Learning from (Wordle) failure

This morning, after 108 straight wins, I lost at Wordle. I got to four correct letters by my fourth guess, but there were too many possibilities for the remaining letter, and I didn’t guess right in either of my last two guesses.

Wordle failure

(If you’re still playing Wordle and it seems inconceivable to you that I could have failed to guess today’s middle letter, it may be because you’re playing the NY Times version of Wordle. I’m not. I grabbed the source code of the original Wordle and put it on a server so my family could continue to play no matter what the Times did with it. The two versions are no longer in sync.)

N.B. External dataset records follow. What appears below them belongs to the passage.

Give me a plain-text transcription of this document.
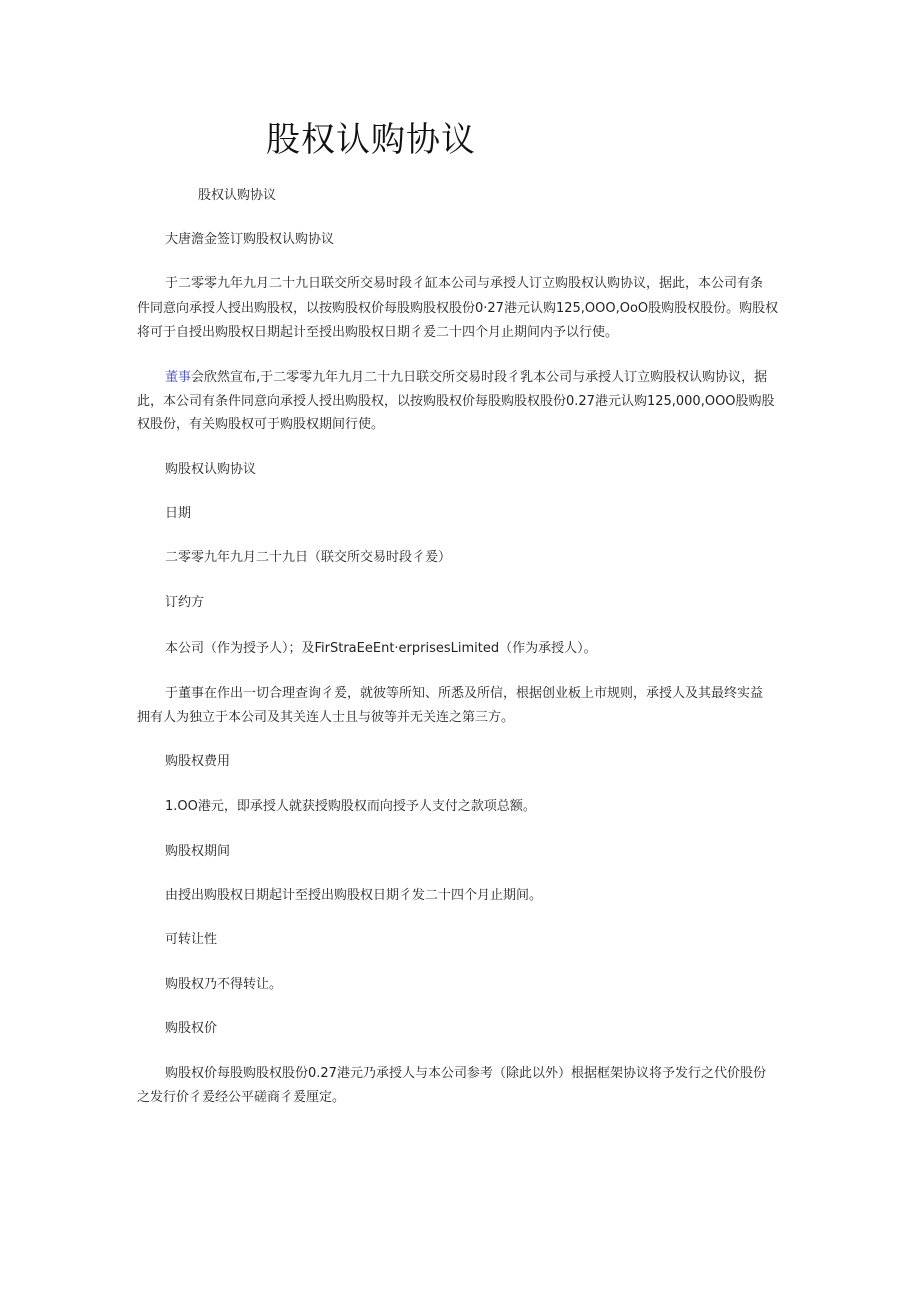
股权认购协议
股权认购协议
大唐澹金签订购股权认购协议
于二零零九年九月二十九日联交所交易时段彳缸本公司与承授人订立购股权认购协议，据此，本公司有条
件同意向承授人授出购股权，以按购股权价每股购股权股份0·27港元认购125,OOO,OoO股购股权股份。购股权
将可于自授出购股权日期起计至授出购股权日期彳爰二十四个月止期间内予以行使。
董事会欣然宣布,于二零零九年九月二十九日联交所交易时段彳乳本公司与承授人订立购股权认购协议，据
此，本公司有条件同意向承授人授出购股权，以按购股权价每股购股权股份0.27港元认购125,000,OOO股购股
权股份，有关购股权可于购股权期间行使。
购股权认购协议
日期
二零零九年九月二十九日（联交所交易时段彳爰）
订约方
本公司（作为授予人）；及FirStraEeEnt·erprisesLimited（作为承授人）。
于董事在作出一切合理查询彳爰，就彼等所知、所悉及所信，根据创业板上市规则，承授人及其最终实益
拥有人为独立于本公司及其关连人士且与彼等并无关连之第三方。
购股权费用
1.OO港元，即承授人就获授购股权而向授予人支付之款项总额。
购股权期间
由授出购股权日期起计至授出购股权日期彳发二十四个月止期间。
可转让性
购股权乃不得转让。
购股权价
购股权价每股购股权股份0.27港元乃承授人与本公司参考（除此以外）根据框架协议将予发行之代价股份
之发行价彳爰经公平磋商彳爰厘定。
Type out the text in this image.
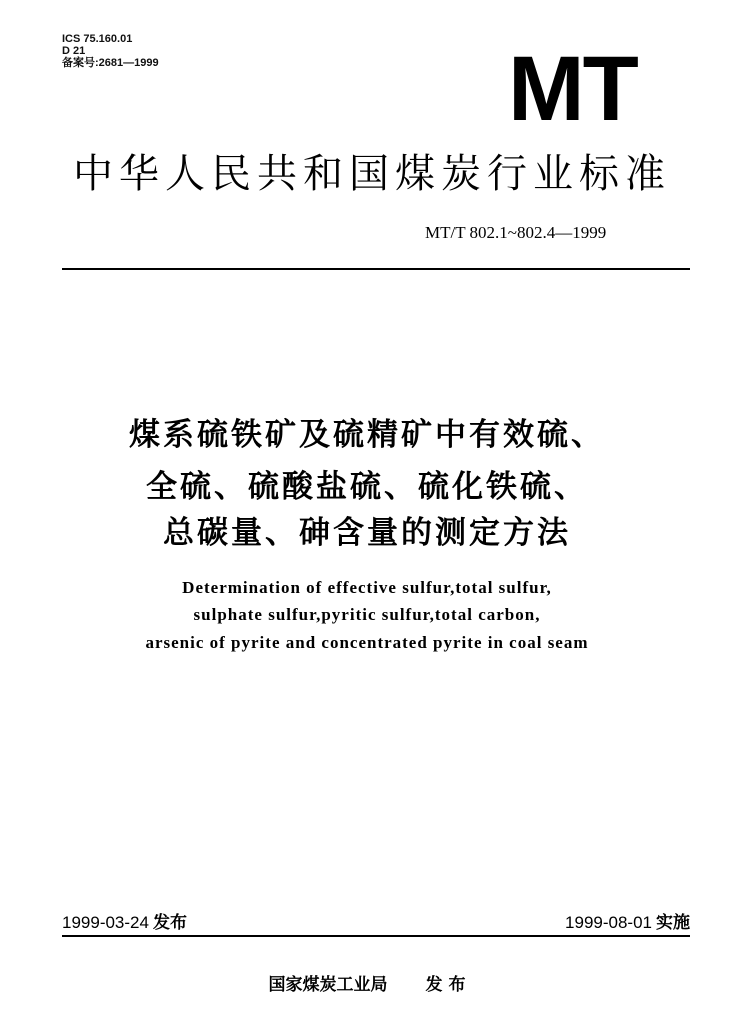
ICS 75.160.01
D 21
备案号:2681—1999	MT
中华人民共和国煤炭行业标准
MT/T 802.1~802.4—1999
煤系硫铁矿及硫精矿中有效硫、
全硫、硫酸盐硫、硫化铁硫、
总碳量、砷含量的测定方法
Determination of effective sulfur,total sulfur,
sulphate sulfur,pyritic sulfur,total carbon,
arsenic of pyrite and concentrated pyrite in coal seam
1999-03-24 发布	1999-08-01 实施
国家煤炭工业局 发 布
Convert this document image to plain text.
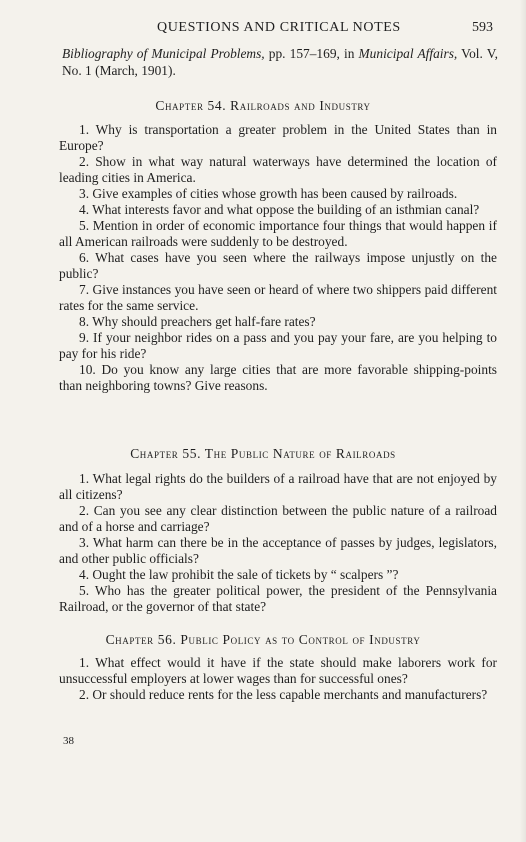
QUESTIONS AND CRITICAL NOTES	593

Bibliography of Municipal Problems, pp. 157–169, in Municipal Affairs, Vol. V, No. 1 (March, 1901).

Chapter 54. Railroads and Industry

1. Why is transportation a greater problem in the United States than in Europe?

2. Show in what way natural waterways have determined the location of leading cities in America.

3. Give examples of cities whose growth has been caused by railroads.

4. What interests favor and what oppose the building of an isthmian canal?

5. Mention in order of economic importance four things that would happen if all American railroads were suddenly to be destroyed.

6. What cases have you seen where the railways impose unjustly on the public?

7. Give instances you have seen or heard of where two shippers paid different rates for the same service.

8. Why should preachers get half-fare rates?

9. If your neighbor rides on a pass and you pay your fare, are you helping to pay for his ride?

10. Do you know any large cities that are more favorable shipping-points than neighboring towns? Give reasons.

Chapter 55. The Public Nature of Railroads

1. What legal rights do the builders of a railroad have that are not enjoyed by all citizens?

2. Can you see any clear distinction between the public nature of a railroad and of a horse and carriage?

3. What harm can there be in the acceptance of passes by judges, legislators, and other public officials?

4. Ought the law prohibit the sale of tickets by “ scalpers ”?

5. Who has the greater political power, the president of the Pennsylvania Railroad, or the governor of that state?

Chapter 56. Public Policy as to Control of Industry

1. What effect would it have if the state should make laborers work for unsuccessful employers at lower wages than for successful ones?

2. Or should reduce rents for the less capable merchants and manufacturers?

38
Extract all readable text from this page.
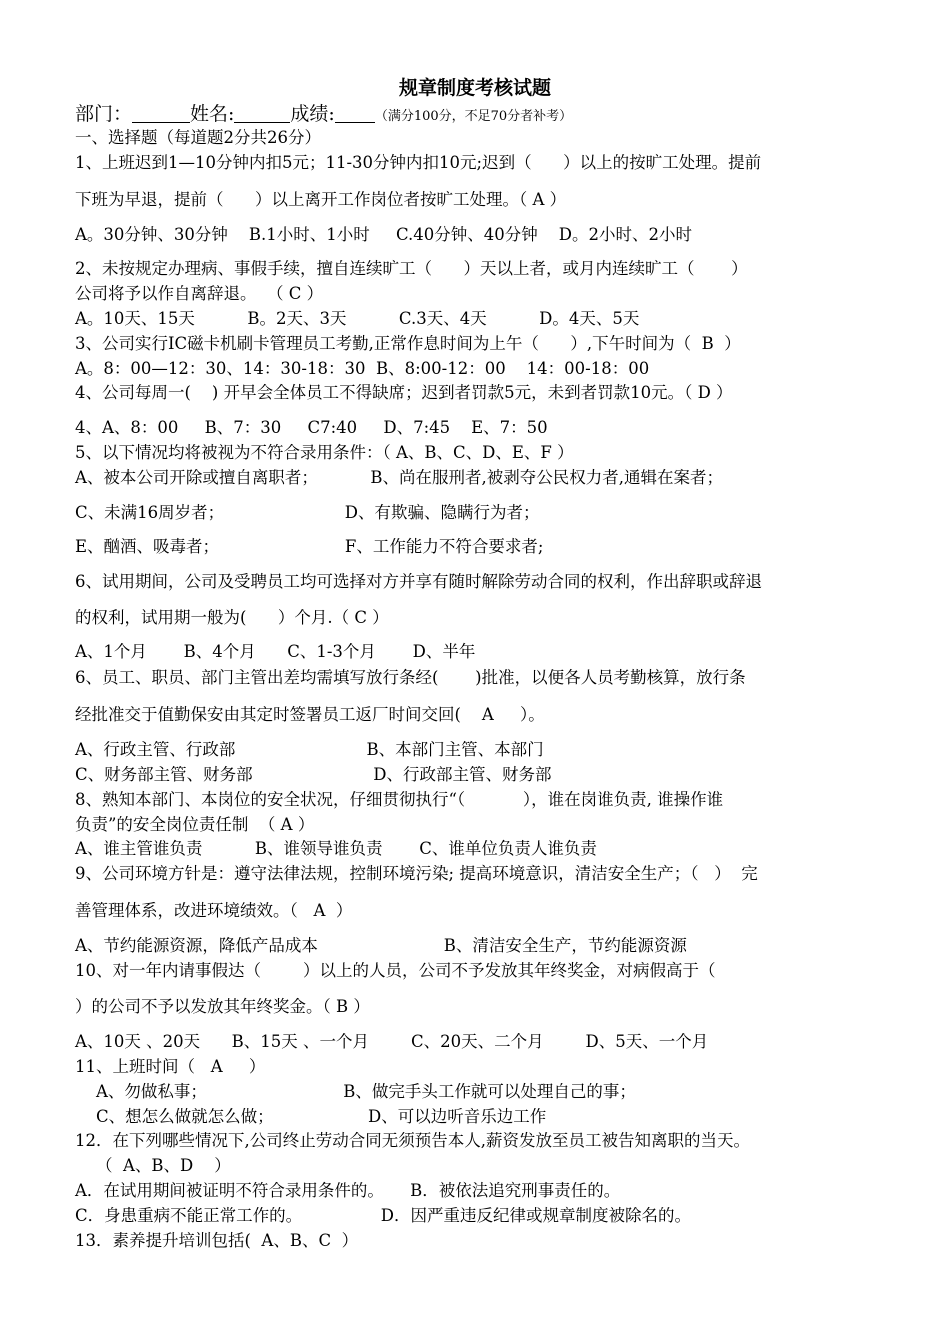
规章制度考核试题
部门：	姓名:	成绩:	（满分100分，不足70分者补考）
一、选择题（每道题2分共26分）
1、上班迟到1—10分钟内扣5元；11-30分钟内扣10元;迟到（      ）以上的按旷工处理。提前
下班为早退，提前（      ）以上离开工作岗位者按旷工处理。（ A ）
A。30分钟、30分钟    B.1小时、1小时     C.40分钟、40分钟    D。2小时、2小时
2、未按规定办理病、事假手续，擅自连续旷工（      ）天以上者，或月内连续旷工（       ）
公司将予以作自离辞退。  （ C ）
A。10天、15天          B。2天、3天          C.3天、4天          D。4天、5天
3、公司实行IC磁卡机刷卡管理员工考勤,正常作息时间为上午（      ）,下午时间为（  B  ）
A。8：00—12：30、14：30-18：30  B、8:00-12：00    14：00-18：00
4、公司每周一(    ) 开早会全体员工不得缺席；迟到者罚款5元，未到者罚款10元。（ D ）
4、A、8：00     B、7：30     C7:40     D、7:45    E、7：50
5、以下情况均将被视为不符合录用条件：（ A、B、C、D、E、F ）
A、被本公司开除或擅自离职者；          B、尚在服刑者,被剥夺公民权力者,通辑在案者；
C、未满16周岁者；                       D、有欺骗、隐瞒行为者；
E、酗酒、吸毒者；                        F、工作能力不符合要求者;
6、试用期间，公司及受聘员工均可选择对方并享有随时解除劳动合同的权利，作出辞职或辞退
的权利，试用期一般为(      ）个月.（ C ）
A、1个月       B、4个月      C、1-3个月       D、半年
6、员工、职员、部门主管出差均需填写放行条经(       )批准，以便各人员考勤核算，放行条
经批准交于值勤保安由其定时签署员工返厂时间交回(    A     ）。
A、行政主管、行政部                         B、本部门主管、本部门
C、财务部主管、财务部                       D、行政部主管、财务部
8、熟知本部门、本岗位的安全状况，仔细贯彻执行“（           ），谁在岗谁负责, 谁操作谁
负责”的安全岗位责任制  （ A ）
A、谁主管谁负责          B、谁领导谁负责       C、谁单位负责人谁负责
9、公司环境方针是：遵守法律法规，控制环境污染; 提高环境意识，清洁安全生产；（   ）  完
善管理体系，改进环境绩效。（   A  ）
A、节约能源资源，降低产品成本                        B、清洁安全生产，节约能源资源
10、对一年内请事假达（        ）以上的人员，公司不予发放其年终奖金，对病假高于（
）的公司不予以发放其年终奖金。（ B ）
A、10天 、20天      B、15天 、一个月        C、20天、二个月        D、5天、一个月
11、上班时间（   A     ）
A、勿做私事；                          B、做完手头工作就可以处理自己的事；
C、想怎么做就怎么做；                  D、可以边听音乐边工作
12．在下列哪些情况下,公司终止劳动合同无须预告本人,薪资发放至员工被告知离职的当天。
（  A、B、D    ）
A．在试用期间被证明不符合录用条件的。     B．被依法追究刑事责任的。
C．身患重病不能正常工作的。               D．因严重违反纪律或规章制度被除名的。
13．素养提升培训包括(  A、B、C  ）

I wondered if I would have solved this puzzle even if my initial four right/one wrong guess had been my first guess. After a bit of thinking, I realized there was no guarantee—there are more than six words with that 🟩🟩⬜🟩🟩 pattern.

Which led to this thought: How many four right/one wrong patterns are there that have more than six words associated with them, and what are they? It seemed like something that could be solved with a fairly simple script.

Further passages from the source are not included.